Inside Bihar's Lotus Ponds: How Makhana is Farmed

A look at the communities who cultivate India's most prized superfood in the sacred wetlands of Mithila — and why their knowledge is irreplaceable.

By Aroshya Team·September 2025·7 min read
Bihar's Sacred Lotus Ponds

At 4am in Darbhanga district, the ponds are already stirring. Farmers from the Mallah and Nishad communities — the traditional cultivators of makhana — wade waist-deep into shallow wetlands to begin the harvest. The water is cold. The work is slow. And what they're harvesting has been growing here, in these very ponds, for thousands of years.

Bihar's Mithila region produces over 90% of the world's makhana. That figure is worth sitting with. Nearly all the makhana consumed globally — in Indian households, in health food stores in London, in wellness cafes in Dubai — originates in a relatively small cluster of districts in northern Bihar: Darbhanga, Madhubani, Sitamarhi, Supaul, Saharsa and Katihar.

The plant itself

Makhana comes from Euryale ferox, a species of prickly water lily that grows in shallow, still freshwater ponds. The plant is extraordinary in appearance — its circular leaves can reach over a metre in diameter and are covered in sharp spines on their underside, which deter predators. The purple-blue flowers are small and unremarkable by comparison. But it's what lies beneath the surface that matters.

The seed pods develop underwater, each one containing multiple seeds (the future makhana) encased in a hard shell. A single mature plant can produce hundreds of seeds per season. In optimal conditions — warm, still, nutrient-rich water — makhana plants are remarkably productive. But they are also demanding: they require specific water depth, temperature and soil conditions, and they are highly sensitive to pollution and pesticides.

This is why Mithila's natural wetlands have remained the primary growing region for millennia. The area's floodplains, fed by rivers descending from Nepal, create exactly the low-lying, shallow-water conditions that Euryale ferox needs. It is, in a sense, a plant that belongs to this land.

The farmers and their knowledge

Makhana cultivation is not documented in any textbook. It is transmitted orally, from parent to child, across generations of farming families.
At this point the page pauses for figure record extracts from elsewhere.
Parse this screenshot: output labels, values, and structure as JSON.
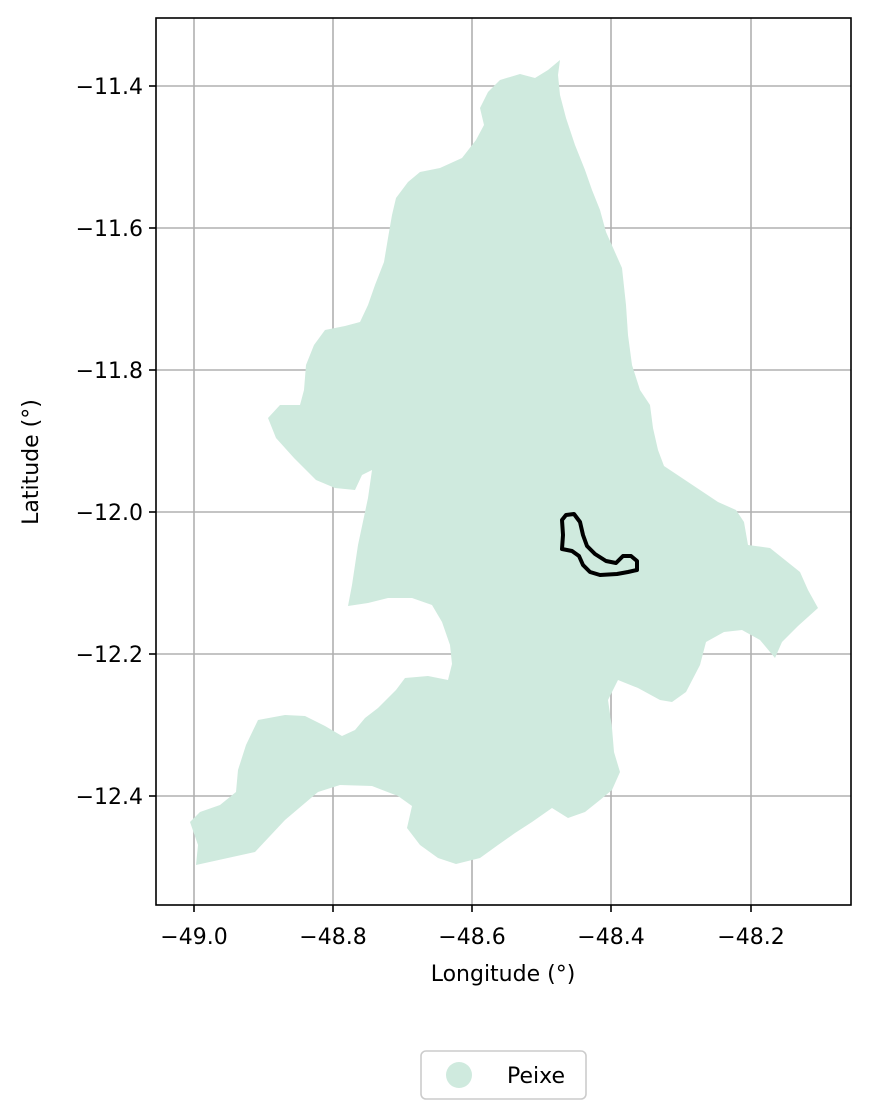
{
  "colors": {
    "region_fill": "#cfeade",
    "outline": "#000000",
    "grid": "#b0b0b0",
    "frame": "#000000"
  },
  "axes": {
    "xlabel": "Longitude (°)",
    "ylabel": "Latitude (°)",
    "x_ticks": [
      "−49.0",
      "−48.8",
      "−48.6",
      "−48.4",
      "−48.2"
    ],
    "y_ticks": [
      "−11.4",
      "−11.6",
      "−11.8",
      "−12.0",
      "−12.2",
      "−12.4"
    ],
    "grid": true
  },
  "legend": {
    "placement": "bottom-center",
    "entries": [
      {
        "label": "Peixe",
        "marker": "circle"
      }
    ]
  },
  "chart_data": {
    "type": "map",
    "xlim": [
      -49.05,
      -48.05
    ],
    "ylim": [
      -12.55,
      -11.3
    ],
    "layers": [
      {
        "name": "Peixe",
        "kind": "filled-region"
      },
      {
        "kind": "outline",
        "note_visible": false
      }
    ]
  }
}
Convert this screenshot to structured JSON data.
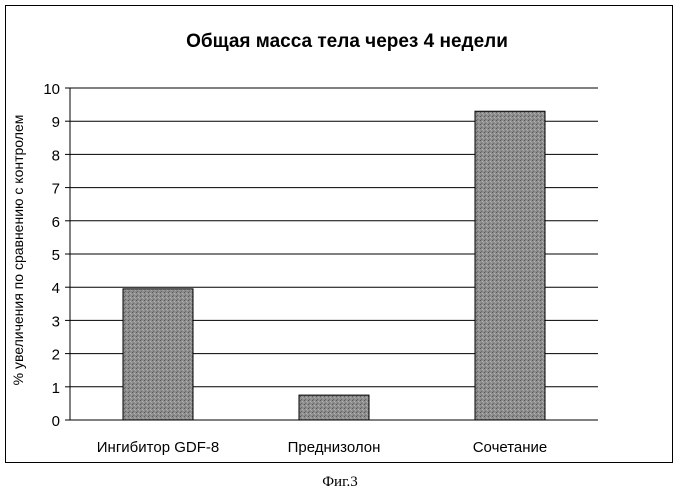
{
  "chart_data": {
    "type": "bar",
    "title": "Общая масса тела через 4 недели",
    "ylabel": "% увеличения по сравнению с контролем",
    "xlabel": "",
    "categories": [
      "Ингибитор GDF-8",
      "Преднизолон",
      "Сочетание"
    ],
    "values": [
      3.95,
      0.75,
      9.3
    ],
    "ylim": [
      0,
      10
    ],
    "yticks": [
      "0",
      "1",
      "2",
      "3",
      "4",
      "5",
      "6",
      "7",
      "8",
      "9",
      "10"
    ],
    "grid": true,
    "legend": "none",
    "bar_color": "#8a8a8a"
  },
  "caption": "Фиг.3"
}
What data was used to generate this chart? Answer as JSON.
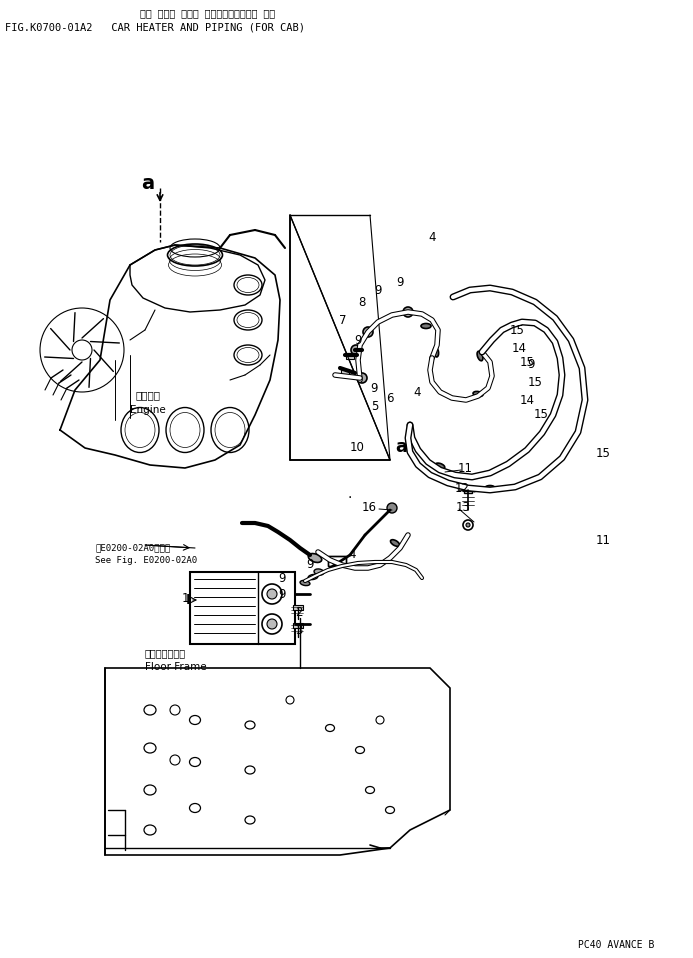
{
  "title_japanese": "カー ヒータ および パイピング（キャブ 用）",
  "title_english": "FIG.K0700-01A2   CAR HEATER AND PIPING (FOR CAB)",
  "footer": "PC40 AVANCE B",
  "bg_color": "#ffffff",
  "line_color": "#000000",
  "engine_label_jp": "エンジン",
  "engine_label_en": "Engine",
  "floor_label_jp": "フロアフレーム",
  "floor_label_en": "Floor Frame",
  "see_fig_jp": "※E0200-02A0図参照",
  "see_fig_en": "See Fig. E0200-02A0"
}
The Mallah community — whose name derives from the Sanskrit word for "boatman" — have been the primary cultivators and harvesters of makhana for as far back as recorded history reaches in the region.

Their knowledge covers everything: which ponds have the right water chemistry; when to sow based on the lunar calendar and seasonal rains; how deep the water should be at each growth stage; how to read the surface of the water to know when seeds are ready for harvest; and crucially, the technique for roasting — the tightly controlled, high-heat process that transforms the hard raw seed into the light, airy makhana we eat.

That roasting process, known locally as lawa, is the most skill-intensive step. The seeds are heated in a large iron pan at very high temperature. The farmer must keep the seeds moving constantly, judging by sound and smell and the exact colour change exactly when to stop. Too early and the seed won't puff. Too late and it burns. The window is narrow, and knowing it requires years of practice.

The economics: progress and fragility

For most of its history, makhana was produced entirely for local consumption and ritual use. It was a regionally-priced commodity, and the farmers who grew it earned subsistence-level incomes. This began to change in the 1990s as urban Indian consumers became more health-conscious, and accelerated dramatically after 2015 when makhana gained international recognition as a superfood.

Today, makhana commands significantly better prices than it did a decade ago. The Indian government's recent Geographical Indication (GI) tag for Bihar makhana — recognising it as a product uniquely tied to the region — has further raised its profile and value. For many farming families, makhana has become the difference between subsistence and modest prosperity.

But prosperity brings its own pressures. As demand increases, there is incentive to cut corners — to over-fertilise ponds, to harvest before full maturity, to extend growing areas into ecologically sensitive wetlands. The traditional knowledge systems that governed sustainable cultivation for centuries can be eroded quickly when economic incentives push the other way.

Why we source the way we do

At Aroshya, our sourcing approach is built on a simple conviction: the quality of the makhana in your pack is inseparable from the conditions in which it was grown and the care of the farmer who grew it.

We work directly with farmer groups in Darbhanga and Madhubani, paying above the prevailing market rate and committing to long-term purchase agreements that give farming families income stability across seasons. We do not source through intermediaries who aggregate from multiple unknown sources.

We are working toward formal fair trade certification, though we recognise that certification is a floor, not a ceiling. What matters most is the actual relationship — showing up, paying fairly, and understanding the constraints that farmers face.

When you open a pack of Aroshya makhana, you are tasting the outcome of those early mornings in the ponds, the skilled hands at the roasting pan, and the accumulated knowledge of communities who have tended these wetlands longer than most nations have existed. We think that deserves respect — and a fair price.


Production and sourcing details in this article reflect our practices as of 2025. Fair trade certification is an ongoing goal; we will update our communications as this progresses.